Singer-songwriter Cassandra Jenkins tried to tour with a trio instead of her usual full band to lower costs, and she reported that her promoter threatened to cut her fee.


The result for fans is rising ticket prices to bear the cost of it all. Realistically speaking, it means many people will have to cut the number of shows they attend drastically. Conversely, too many touring acts can actually drive fans away.

Coupled with inflation, the rising US dollar, the currency by which most of the industry’s finances are calculated, puts Canadians and other non-US artists at a distinct disadvantage. Geography is also a factor for UK-based acts, who now have to contend with a post-Brexit world of increased paperwork and currency fluctuations for European tours.

Shirley Manson, singer with the band Garbage, created a post titled The Live Music Industry Is Broken.

On the local scale, many artists are finding a smaller and smaller pool of available venues able to pay even scale rates.

The biggest problem, of course, is that artist can no longer depend on revenues from recording work to survive in the streaming era. It puts pressure to play more and more concert dates, and when combined with rising costs and shrinking profits, it puts many of them into impossible situations where long gruelling tours yield little in the way of income.

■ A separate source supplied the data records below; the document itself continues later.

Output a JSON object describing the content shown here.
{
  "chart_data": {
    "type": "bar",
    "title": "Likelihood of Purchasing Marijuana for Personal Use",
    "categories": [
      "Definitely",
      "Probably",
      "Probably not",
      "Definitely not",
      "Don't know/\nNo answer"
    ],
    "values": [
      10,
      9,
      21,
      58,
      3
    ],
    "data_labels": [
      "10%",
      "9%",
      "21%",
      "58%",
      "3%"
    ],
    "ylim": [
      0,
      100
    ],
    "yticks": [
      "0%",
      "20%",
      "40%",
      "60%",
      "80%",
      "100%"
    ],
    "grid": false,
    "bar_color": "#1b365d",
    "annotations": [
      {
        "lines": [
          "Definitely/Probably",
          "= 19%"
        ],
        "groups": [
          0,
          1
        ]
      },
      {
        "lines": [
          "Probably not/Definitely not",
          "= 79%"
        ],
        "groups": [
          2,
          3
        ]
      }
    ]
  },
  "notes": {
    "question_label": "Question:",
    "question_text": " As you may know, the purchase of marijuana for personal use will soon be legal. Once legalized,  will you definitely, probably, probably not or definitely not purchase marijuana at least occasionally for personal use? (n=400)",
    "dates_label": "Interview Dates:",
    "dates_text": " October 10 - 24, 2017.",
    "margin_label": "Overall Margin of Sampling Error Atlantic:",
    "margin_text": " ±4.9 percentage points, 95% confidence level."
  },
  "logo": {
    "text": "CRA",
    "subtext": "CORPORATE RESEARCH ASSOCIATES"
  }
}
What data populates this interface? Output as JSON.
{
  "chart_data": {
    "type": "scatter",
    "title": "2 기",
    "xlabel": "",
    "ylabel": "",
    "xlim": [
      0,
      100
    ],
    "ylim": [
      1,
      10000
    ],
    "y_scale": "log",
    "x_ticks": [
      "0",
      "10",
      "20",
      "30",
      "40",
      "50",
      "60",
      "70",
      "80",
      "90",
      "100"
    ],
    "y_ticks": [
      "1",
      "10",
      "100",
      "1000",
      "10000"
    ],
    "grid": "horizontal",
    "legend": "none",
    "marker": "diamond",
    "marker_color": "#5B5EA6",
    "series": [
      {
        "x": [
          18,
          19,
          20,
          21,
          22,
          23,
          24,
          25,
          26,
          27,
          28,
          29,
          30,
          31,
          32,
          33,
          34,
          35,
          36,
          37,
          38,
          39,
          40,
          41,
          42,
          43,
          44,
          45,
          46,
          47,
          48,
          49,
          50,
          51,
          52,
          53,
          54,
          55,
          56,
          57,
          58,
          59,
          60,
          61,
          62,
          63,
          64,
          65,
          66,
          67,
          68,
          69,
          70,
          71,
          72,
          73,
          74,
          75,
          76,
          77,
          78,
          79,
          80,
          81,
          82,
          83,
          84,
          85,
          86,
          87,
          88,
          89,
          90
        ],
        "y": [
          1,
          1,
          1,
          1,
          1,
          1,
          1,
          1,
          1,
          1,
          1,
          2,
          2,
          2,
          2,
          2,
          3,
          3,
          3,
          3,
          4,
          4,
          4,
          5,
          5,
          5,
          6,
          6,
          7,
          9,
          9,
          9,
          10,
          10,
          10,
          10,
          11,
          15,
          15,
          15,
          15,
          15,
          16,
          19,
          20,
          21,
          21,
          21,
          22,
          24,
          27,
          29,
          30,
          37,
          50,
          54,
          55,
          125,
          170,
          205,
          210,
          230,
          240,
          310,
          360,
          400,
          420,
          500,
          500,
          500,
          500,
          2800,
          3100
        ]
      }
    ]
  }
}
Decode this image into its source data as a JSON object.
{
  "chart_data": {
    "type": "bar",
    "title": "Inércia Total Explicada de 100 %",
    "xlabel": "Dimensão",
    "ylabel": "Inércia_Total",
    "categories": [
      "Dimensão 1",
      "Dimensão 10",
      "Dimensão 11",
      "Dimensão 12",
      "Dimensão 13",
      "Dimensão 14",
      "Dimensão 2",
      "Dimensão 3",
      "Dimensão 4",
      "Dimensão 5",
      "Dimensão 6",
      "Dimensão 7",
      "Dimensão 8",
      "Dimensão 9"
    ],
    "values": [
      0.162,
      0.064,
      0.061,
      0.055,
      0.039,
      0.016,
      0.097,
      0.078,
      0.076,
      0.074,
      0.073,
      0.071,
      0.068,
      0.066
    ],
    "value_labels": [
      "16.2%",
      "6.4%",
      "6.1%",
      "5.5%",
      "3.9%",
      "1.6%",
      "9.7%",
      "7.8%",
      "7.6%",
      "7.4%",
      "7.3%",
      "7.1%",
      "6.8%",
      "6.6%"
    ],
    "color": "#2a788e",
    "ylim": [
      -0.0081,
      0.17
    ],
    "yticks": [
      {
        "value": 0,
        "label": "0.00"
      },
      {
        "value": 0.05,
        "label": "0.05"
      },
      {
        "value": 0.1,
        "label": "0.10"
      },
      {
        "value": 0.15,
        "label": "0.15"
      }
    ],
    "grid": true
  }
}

What about classical music?

Certainly, the cost and uncertainties of travel are a barrier to touring, no matter what the musical genre.

Aside from travel difficulties, the problem in the world of classical music in particular may also be that audiences simply aren’t ready to come back full scale.

A June 2022 report by Wolfbrown for the League of American Orchestras found that up to 20% of former audience members have no plans to return at all, at least not for the immediate future.

Among those who had not yet gone back to live shows, the reasons varied.

  • The largest percentage (46%) said they hadn’t found anything they wanted to attend yet;
  • Health reasons were cited by 35%;
  • Cost concerns were cited by 23%.

As the year winds down, uncertainty for artists and audiences seems destined to continue into 2023.